In Bárcena and Tusell(2000) we proposed a tree-based method that afforded easy, nonparametric imputation of multivariate responses, such as is required e.g. when linking two surveys. While its performance is quite competitive with existing methods (and best in some circumstances), the method suffers from the discreteness intrinsic to the approximation that trees can make of a continuous function.
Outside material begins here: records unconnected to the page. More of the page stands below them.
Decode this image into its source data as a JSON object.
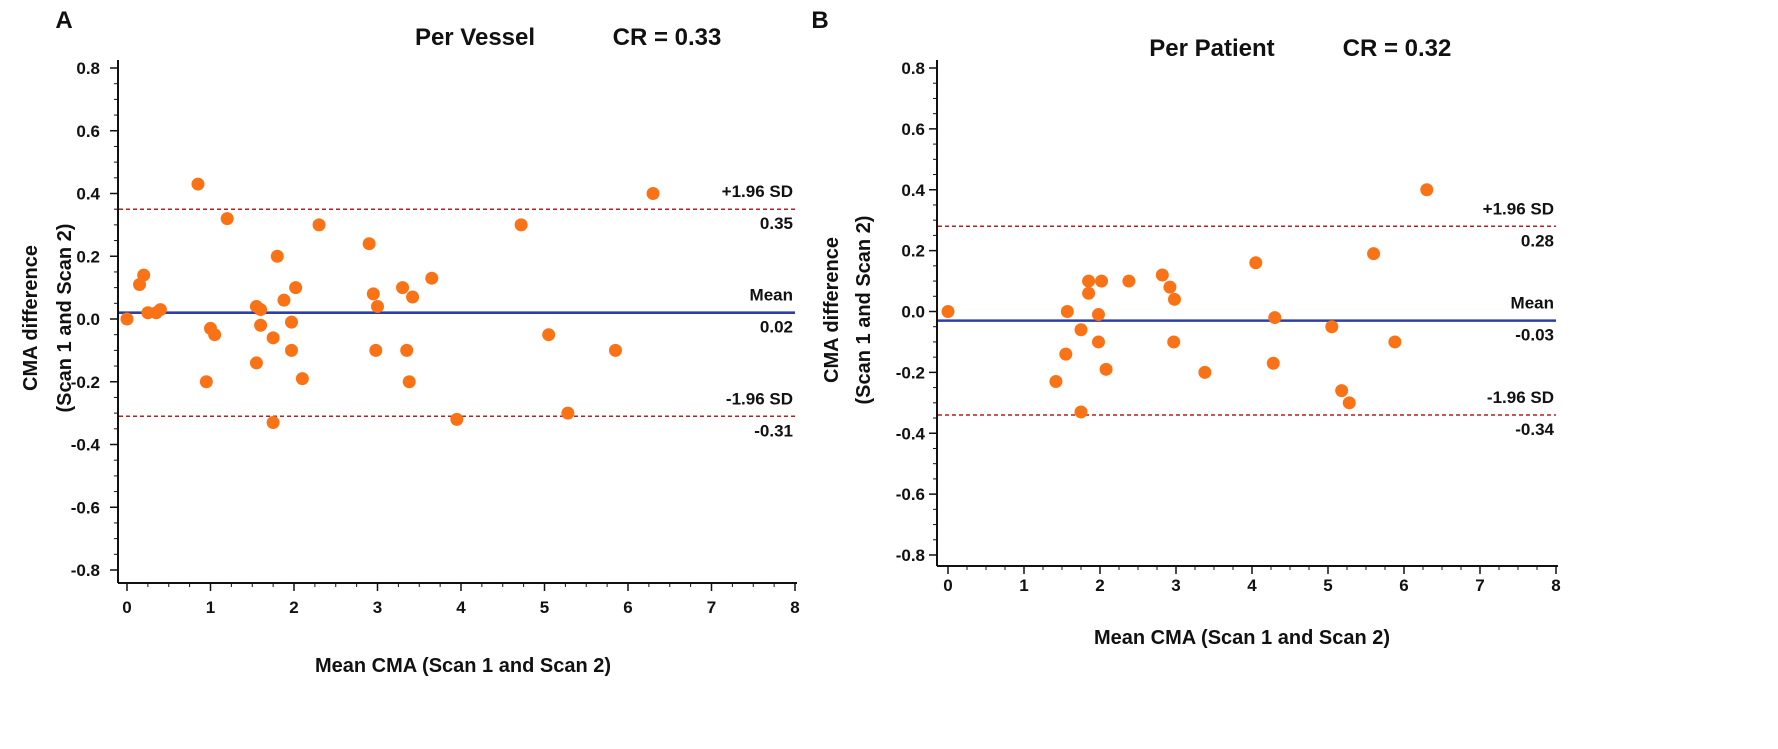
{
  "chart_data": [
    {
      "type": "scatter",
      "panel": "A",
      "title": "Per Vessel",
      "cr_label": "CR = 0.33",
      "xlabel": "Mean CMA (Scan 1 and Scan 2)",
      "ylabel_line1": "CMA difference",
      "ylabel_line2": "(Scan 1 and Scan 2)",
      "xlim": [
        0,
        8
      ],
      "ylim": [
        -0.8,
        0.8
      ],
      "x_ticks": [
        "0",
        "1",
        "2",
        "3",
        "4",
        "5",
        "6",
        "7",
        "8"
      ],
      "y_ticks": [
        "0.8",
        "0.6",
        "0.4",
        "0.2",
        "0.0",
        "-0.2",
        "-0.4",
        "-0.6",
        "-0.8"
      ],
      "grid": false,
      "reference_lines": [
        {
          "name": "+1.96 SD",
          "value": 0.35,
          "value_label": "0.35",
          "style": "dashed",
          "color": "#b22222"
        },
        {
          "name": "Mean",
          "value": 0.02,
          "value_label": "0.02",
          "style": "solid",
          "color": "#2e3ea8"
        },
        {
          "name": "-1.96 SD",
          "value": -0.31,
          "value_label": "-0.31",
          "style": "dashed",
          "color": "#b22222"
        }
      ],
      "point_color": "#f97316",
      "points": [
        [
          0.0,
          0.0
        ],
        [
          0.15,
          0.11
        ],
        [
          0.2,
          0.14
        ],
        [
          0.25,
          0.02
        ],
        [
          0.35,
          0.02
        ],
        [
          0.4,
          0.03
        ],
        [
          0.85,
          0.43
        ],
        [
          0.95,
          -0.2
        ],
        [
          1.0,
          -0.03
        ],
        [
          1.05,
          -0.05
        ],
        [
          1.2,
          0.32
        ],
        [
          1.55,
          0.04
        ],
        [
          1.55,
          -0.14
        ],
        [
          1.6,
          0.03
        ],
        [
          1.6,
          -0.02
        ],
        [
          1.75,
          -0.06
        ],
        [
          1.75,
          -0.33
        ],
        [
          1.8,
          0.2
        ],
        [
          1.88,
          0.06
        ],
        [
          1.97,
          -0.01
        ],
        [
          1.97,
          -0.1
        ],
        [
          2.02,
          0.1
        ],
        [
          2.1,
          -0.19
        ],
        [
          2.3,
          0.3
        ],
        [
          2.9,
          0.24
        ],
        [
          2.95,
          0.08
        ],
        [
          2.98,
          -0.1
        ],
        [
          3.0,
          0.04
        ],
        [
          3.3,
          0.1
        ],
        [
          3.35,
          -0.1
        ],
        [
          3.38,
          -0.2
        ],
        [
          3.42,
          0.07
        ],
        [
          3.65,
          0.13
        ],
        [
          3.95,
          -0.32
        ],
        [
          4.72,
          0.3
        ],
        [
          5.05,
          -0.05
        ],
        [
          5.28,
          -0.3
        ],
        [
          5.85,
          -0.1
        ],
        [
          6.3,
          0.4
        ]
      ]
    },
    {
      "type": "scatter",
      "panel": "B",
      "title": "Per Patient",
      "cr_label": "CR = 0.32",
      "xlabel": "Mean CMA (Scan 1 and Scan 2)",
      "ylabel_line1": "CMA difference",
      "ylabel_line2": "(Scan 1 and Scan 2)",
      "xlim": [
        0,
        8
      ],
      "ylim": [
        -0.8,
        0.8
      ],
      "x_ticks": [
        "0",
        "1",
        "2",
        "3",
        "4",
        "5",
        "6",
        "7",
        "8"
      ],
      "y_ticks": [
        "0.8",
        "0.6",
        "0.4",
        "0.2",
        "0.0",
        "-0.2",
        "-0.4",
        "-0.6",
        "-0.8"
      ],
      "grid": false,
      "reference_lines": [
        {
          "name": "+1.96 SD",
          "value": 0.28,
          "value_label": "0.28",
          "style": "dashed",
          "color": "#b22222"
        },
        {
          "name": "Mean",
          "value": -0.03,
          "value_label": "-0.03",
          "style": "solid",
          "color": "#2e3ea8"
        },
        {
          "name": "-1.96 SD",
          "value": -0.34,
          "value_label": "-0.34",
          "style": "dashed",
          "color": "#b22222"
        }
      ],
      "point_color": "#f97316",
      "points": [
        [
          0.0,
          0.0
        ],
        [
          1.42,
          -0.23
        ],
        [
          1.55,
          -0.14
        ],
        [
          1.57,
          0.0
        ],
        [
          1.75,
          -0.06
        ],
        [
          1.75,
          -0.33
        ],
        [
          1.85,
          0.1
        ],
        [
          1.85,
          0.06
        ],
        [
          1.98,
          -0.1
        ],
        [
          1.98,
          -0.01
        ],
        [
          2.02,
          0.1
        ],
        [
          2.08,
          -0.19
        ],
        [
          2.38,
          0.1
        ],
        [
          2.82,
          0.12
        ],
        [
          2.92,
          0.08
        ],
        [
          2.97,
          -0.1
        ],
        [
          2.98,
          0.04
        ],
        [
          3.38,
          -0.2
        ],
        [
          4.05,
          0.16
        ],
        [
          4.28,
          -0.17
        ],
        [
          4.3,
          -0.02
        ],
        [
          5.05,
          -0.05
        ],
        [
          5.18,
          -0.26
        ],
        [
          5.28,
          -0.3
        ],
        [
          5.6,
          0.19
        ],
        [
          5.88,
          -0.1
        ],
        [
          6.3,
          0.4
        ]
      ]
    }
  ]
}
The basic ideas present in our previous work -predictive matching and flexible, nonparametric approximation- are carried now one step further. We show how neural networks can be put to use so as to provide an approximation of a predictive distribution. Thus, a simple, nonparametric, distribution-free analogue of multiple imputation is obtained.
We will show the performance of the method in both real and simulated date.
references
Bárcena, M.J. and Tusell, F. (2000) "Tree based algorithms for missing data imputation", COMPSTAT'2000: Proceedings in Computational Statistics, Physica-Verlag, Heidelberg, 2000.